The group of industry professionals is now calling for the government to reach an “ambitious free trade agreement” with the EU before the Brexit transition period ends in 15 weeks time. The lobby is made up of vehicle and part makers from across the EU, including the European Automobile Manufacturers Association (ACEA) and the European Association of Automotive Suppliers (CLEPA), as well as 22 national associations including the SMMT.

The report pointed out: “Without a deal in place by 31 December, both sides would be forced to trade under so-called World Trade Organisation (WTO) non-preferential rules, including a 10% tariff on cars and up to 22% on vans and trucks.

“Such tariffs – far higher than the small margins of most manufacturers – would almost certainly need to be passed on to consumers, making vehicles more expensive, reducing choice, and impacting demand.”
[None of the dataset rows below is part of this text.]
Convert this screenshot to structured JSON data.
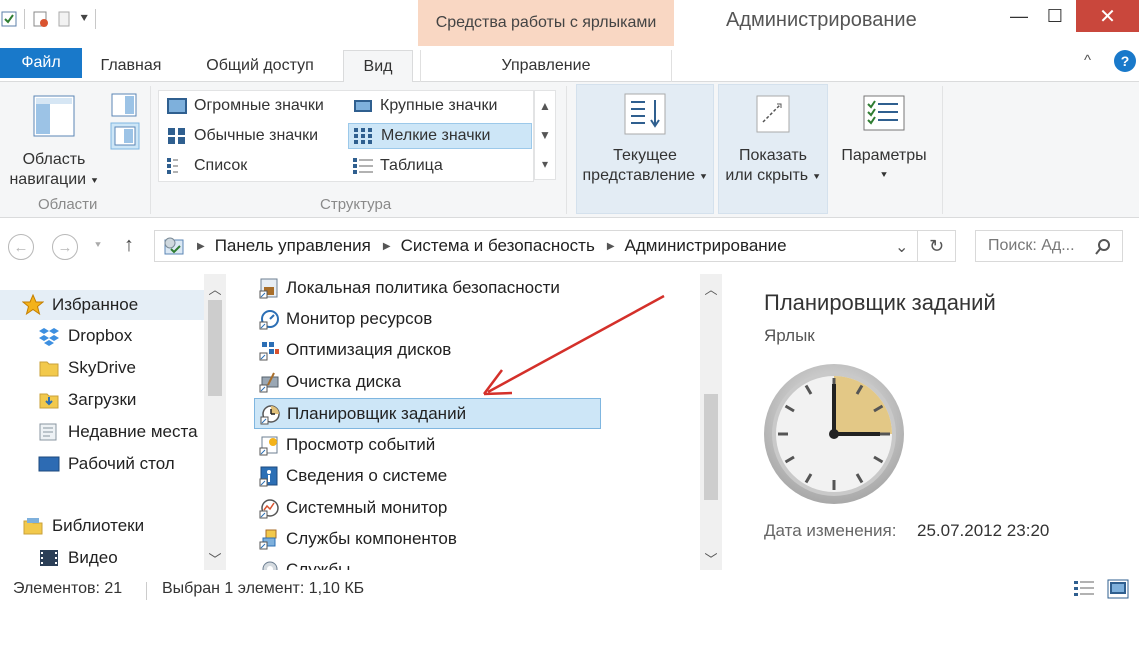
{
  "titlebar": {
    "context_tab_title": "Средства работы с ярлыками",
    "window_title": "Администрирование",
    "minimize_glyph": "—",
    "maximize_glyph": "☐",
    "close_glyph": "✕"
  },
  "tabs": {
    "file": "Файл",
    "home": "Главная",
    "share": "Общий доступ",
    "view": "Вид",
    "manage": "Управление"
  },
  "ribbon": {
    "nav_pane_line1": "Область",
    "nav_pane_line2": "навигации",
    "group_areas": "Области",
    "layout_items": {
      "extra_large": "Огромные значки",
      "large": "Крупные значки",
      "medium": "Обычные значки",
      "small": "Мелкие значки",
      "list": "Список",
      "details": "Таблица"
    },
    "selected_layout": "small",
    "group_layout": "Структура",
    "current_view_line1": "Текущее",
    "current_view_line2": "представление",
    "show_hide_line1": "Показать",
    "show_hide_line2": "или скрыть",
    "options": "Параметры",
    "help_glyph": "?",
    "collapse_glyph": "^"
  },
  "address": {
    "crumbs": [
      "Панель управления",
      "Система и безопасность",
      "Администрирование"
    ],
    "search_placeholder": "Поиск: Ад..."
  },
  "navpane": {
    "favorites": "Избранное",
    "dropbox": "Dropbox",
    "skydrive": "SkyDrive",
    "downloads": "Загрузки",
    "recent": "Недавние места",
    "desktop": "Рабочий стол",
    "libraries": "Библиотеки",
    "video": "Видео"
  },
  "files": [
    "Локальная политика безопасности",
    "Монитор ресурсов",
    "Оптимизация дисков",
    "Очистка диска",
    "Планировщик заданий",
    "Просмотр событий",
    "Сведения о системе",
    "Системный монитор",
    "Службы компонентов",
    "Службы"
  ],
  "selected_file_index": 4,
  "preview": {
    "title": "Планировщик заданий",
    "type": "Ярлык",
    "date_label": "Дата изменения:",
    "date_value": "25.07.2012 23:20"
  },
  "status": {
    "count": "Элементов: 21",
    "selected": "Выбран 1 элемент: 1,10 КБ"
  },
  "colors": {
    "accent": "#1979ca",
    "context_tab": "#f9d7c3",
    "close_button": "#c9473c",
    "selection": "#cde6f7",
    "annotation_arrow": "#d4302a"
  }
}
It also noted that a no deal exit from the EU could impart a second devastating blow to an industry already hobbled by the coronavirus pandemic. The production lost to the virus has cost the industry an estimated €100bn (£92bn).

The financial effects of the virus have caused a number of car makers, both in Britain and Europe, to lay off staff and seek financial assistance. McLaren, which felt the impact of both a decline in car sales as well as the delay to the beginning of the Formula One season, was forced to lay off 1,200 staff and last week announced the offering of its £200m Woking factory on a sale-and-leaseback basis. Bentley announced the loss of up to 1,000 staff at the beginning of June, while Renault and Fiat-Chrysler Automobiles sought state-backed loans worth billions.
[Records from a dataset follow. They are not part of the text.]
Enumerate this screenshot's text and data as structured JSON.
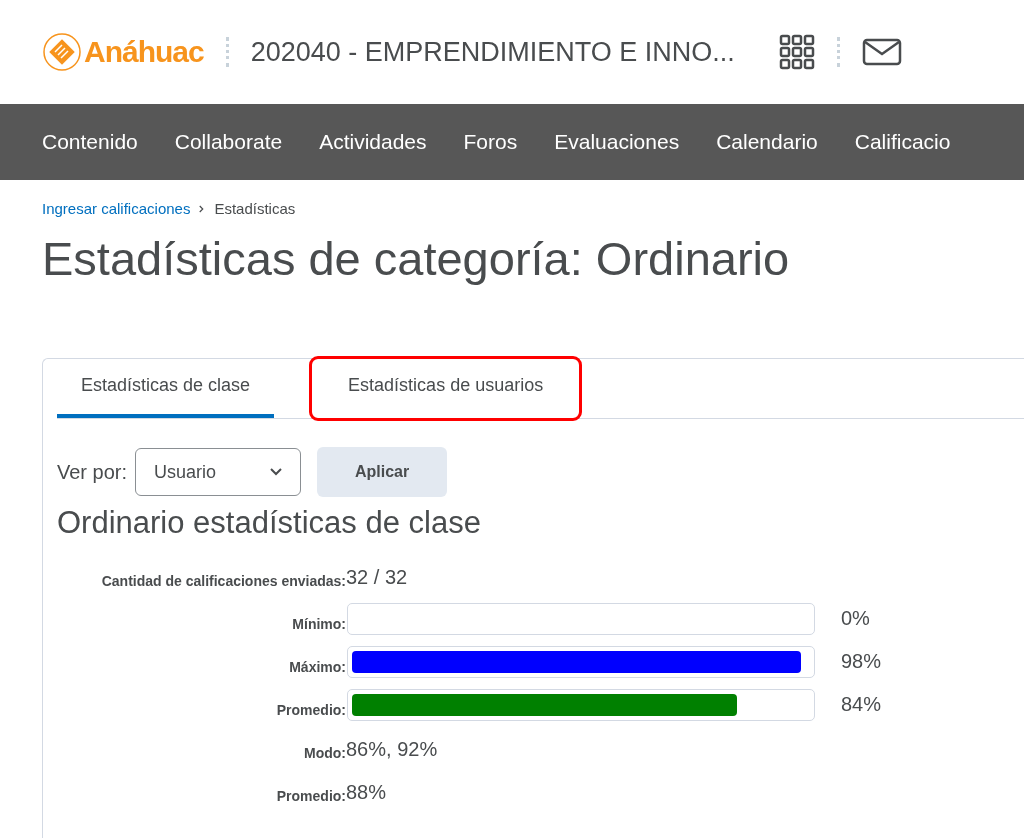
{
  "header": {
    "logo_text": "Anáhuac",
    "course_title": "202040 - EMPRENDIMIENTO E INNO..."
  },
  "nav": [
    "Contenido",
    "Collaborate",
    "Actividades",
    "Foros",
    "Evaluaciones",
    "Calendario",
    "Calificacio"
  ],
  "breadcrumb": {
    "link": "Ingresar calificaciones",
    "current": "Estadísticas"
  },
  "page_title": "Estadísticas de categoría: Ordinario",
  "tabs": [
    {
      "label": "Estadísticas de clase",
      "selected": true,
      "highlighted": false
    },
    {
      "label": "Estadísticas de usuarios",
      "selected": false,
      "highlighted": true
    }
  ],
  "filter": {
    "label": "Ver por:",
    "value": "Usuario",
    "button": "Aplicar"
  },
  "section_title": "Ordinario estadísticas de clase",
  "stats": [
    {
      "kind": "text",
      "label": "Cantidad de calificaciones enviadas:",
      "value": "32 / 32"
    },
    {
      "kind": "bar",
      "label": "Mínimo:",
      "level": 0,
      "reading": "0%"
    },
    {
      "kind": "bar",
      "label": "Máximo:",
      "level": 0.98,
      "color": "#0000ff",
      "reading": "98%"
    },
    {
      "kind": "bar",
      "label": "Promedio:",
      "level": 0.84,
      "color": "#008000",
      "reading": "84%"
    },
    {
      "kind": "text",
      "label": "Modo:",
      "value": "86%, 92%"
    },
    {
      "kind": "text",
      "label": "Promedio:",
      "value": "88%"
    }
  ]
}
The report warned that a second hit to the industry could put further jobs at risk, noting that the pan-European automotive sector employs around 14.6m people, representing one in 15 EU and UK jobs.

Luis Chatel, President of La Plateforme Automobile, which represents France’s automotive industry, said: “The economic reality is that both manufacturers and suppliers will be very affected by ‘no deal’ and many jobs are at stake. ‘No deal’ would be the worst of all outcomes.”
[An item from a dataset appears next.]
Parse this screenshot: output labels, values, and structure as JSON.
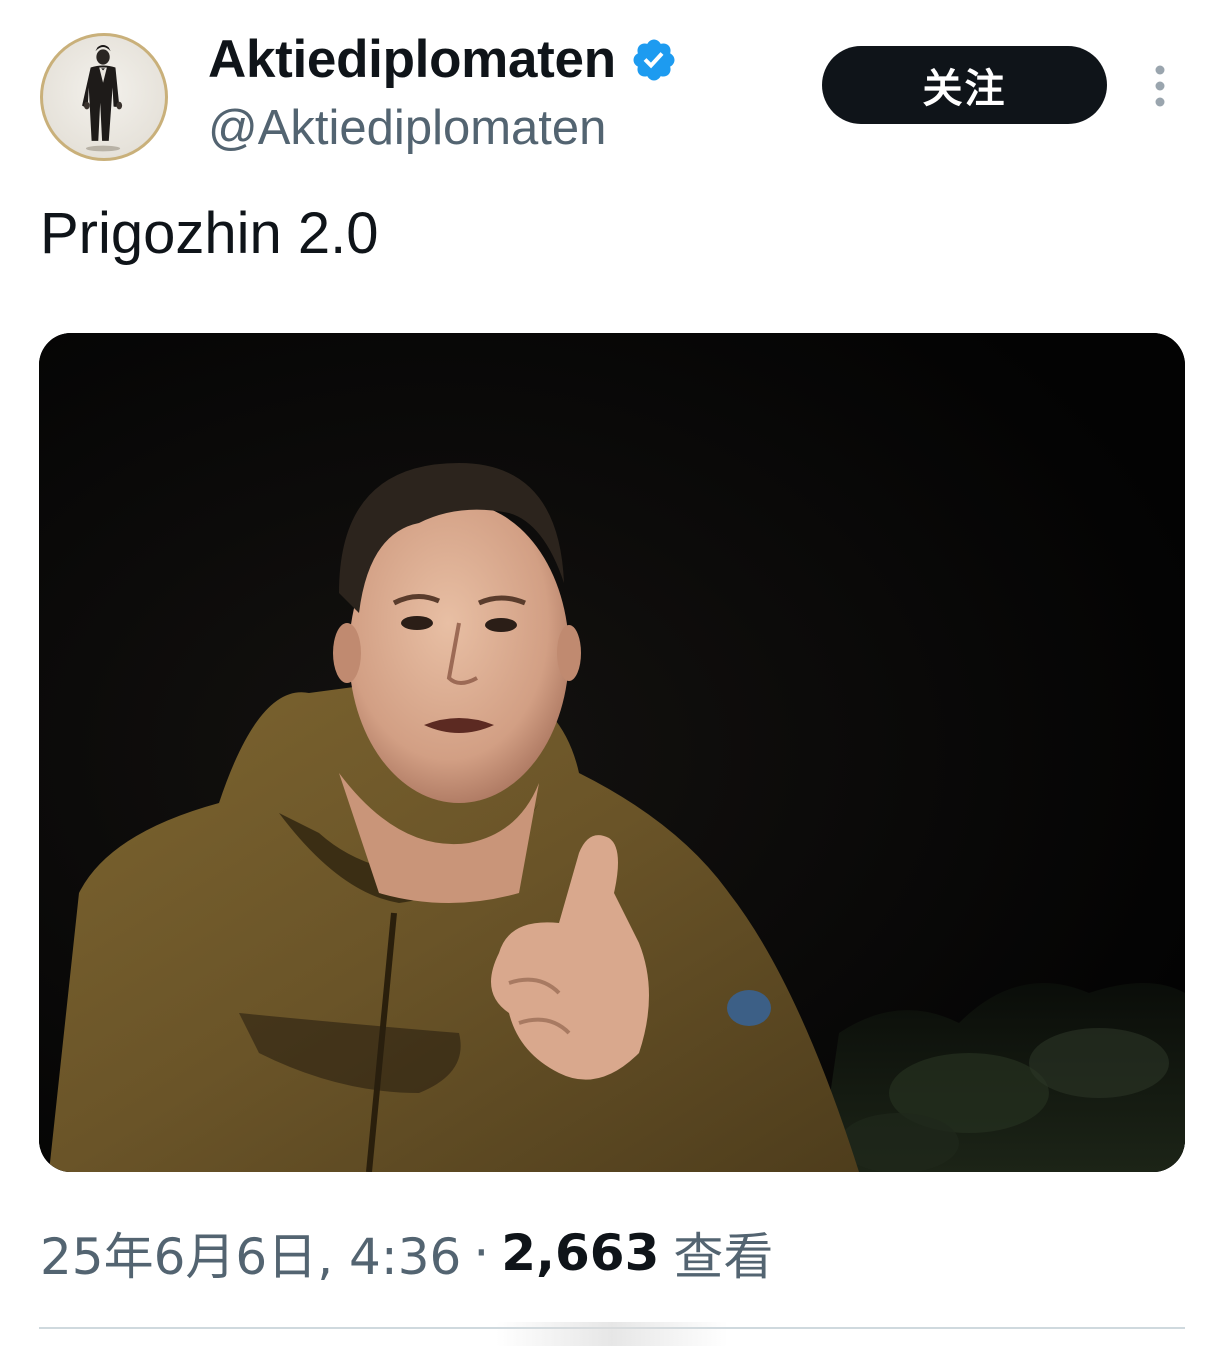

Although Nissan’s factory in Sunderland, the biggest car manufacturing plant in the UK, was saved during job cuts by the company earlier this year, boss Ashwani Gupta warned that a no-deal Brexit would make the car maker’s operations in the UK “unsustainable”.

A spokesperson told at the time: “Unfavourable changes to trading conditions between the UK and EU would impact not only Nissan’s UK operations but our European business model. This is why we continue to urge UK and EU negotiators to reach an agreement which maintains mutually beneficial trade.”

Talks between negotiators have been incensed by the announcement that the UK government plans to rescind agreements made as part of the Brexit treaty with the EU, in a move that would breach international law. MPs are due to vote on the issue in parliament this evening.

In a move that can only be described as ironic, Minister for Crime and Policing Kit Malthouse said this morning that, despite the fact it would contravene international law, he would vote for a bill. However, the strategy has been criticised by five former Prime Ministers, as well as incumbent Prime Minister Boris Johnson’s own former Attorney General, Geoffrey Cox, who said that such actions would do “unconscionable” damage to the UK’s international reputation.

Commenting on the figures, Mike Hawes, chief executive of the Society of Motor Manufacturers and Traders, said: “These figures paint a bleak picture of the devastation that would follow a ‘no deal’ Brexit. The shock of tariffs and other trade barriers would compound the damage already dealt by a global pandemic and recession, putting businesses and livelihoods at risk. Our industries are deeply integrated so we urge all parties to recognise the needs of this vital provider of jobs and economic prosperity, and pull out every single stop to secure an ambitious free trade deal now, before it is too late.”